Gerald Durrell’s My Family and Other Animals was a favourite teenage book, and it introduced me to the rose beetle. Soon after he arrived in Corfu in 1935, Gerry met the rose beetle man, an itinerant pedlar wearing a floppy hat covered in feathers, and a patched, pocketed coat, bulging with knick-knacks for sale. Bamboo cages holding a variety of birds bounced on his back, and he held ‘a number of lengths of cotton, to each of which was tied an almond-size rose-beetle, glistening golden green in the sun, all of them flying round his hat.’
My much loved copy of ‘My Family and Other Animals’ by Gerald Durrell
There was something about the name rose beetle which captured my imagination, and I was delighted when Gerry’s mother bought the pedlar’s entire stock of rose beetles and set them free.
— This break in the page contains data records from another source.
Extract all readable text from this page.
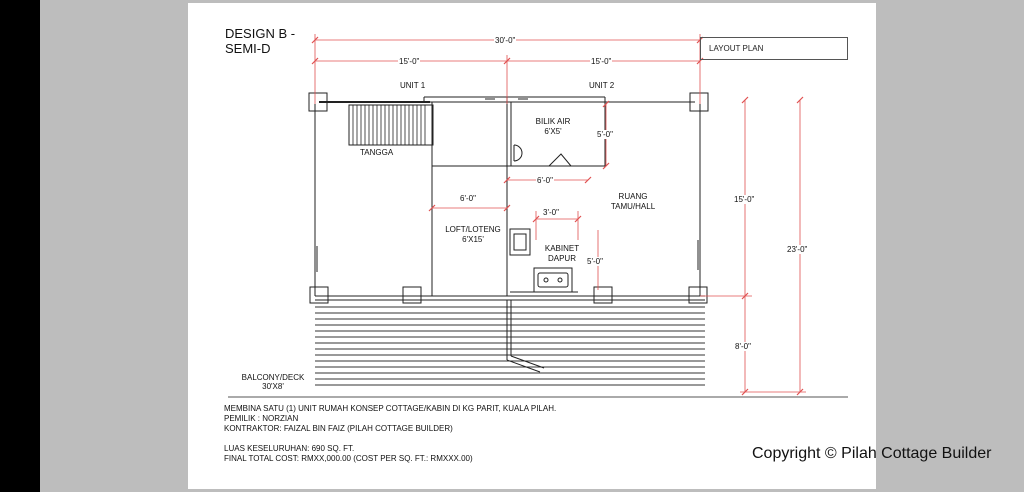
DESIGN B -
SEMI-D	LAYOUT PLAN
UNIT 1	UNIT 2
TANGGA
BILIK AIR
6'X5'
RUANG
TAMU/HALL
LOFT/LOTENG
6'X15'
KABINET
DAPUR
BALCONY/DECK
30'X8'
30'-0"
15'-0"	15'-0"
5'-0"
6'-0"
6'-0"
3'-0"
5'-0"
15'-0"
8'-0"
23'-0"
MEMBINA SATU (1) UNIT RUMAH KONSEP COTTAGE/KABIN DI KG PARIT, KUALA PILAH.
PEMILIK : NORZIAN
KONTRAKTOR: FAIZAL BIN FAIZ (PILAH COTTAGE BUILDER)
LUAS KESELURUHAN: 690 SQ. FT.
FINAL TOTAL COST: RMXX,000.00 (COST PER SQ. FT.: RMXXX.00)	Copyright © Pilah Cottage Builder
They promptly took over the garden and villa and ‘fell like emeralds into our laps.’
I longed to see one for myself but I never did and gradually the wish faded.
The King’s Mosque Caravanserai, Berat, Albania
But last year I was in Albania, and there, beside an old, neglected caravanserai in Berat was a tattered hedge of white roses. Out of the corner of my eye, I saw a flash of emerald green. I went over, and this is what I saw.
The Rose Beetle
It’s strange how, suddenly, the world can be transformed. The rose was past its best but it didn’t matter. Suddenly, the years vanished and I was back in Corfu with the rose beetle man. It was a special moment.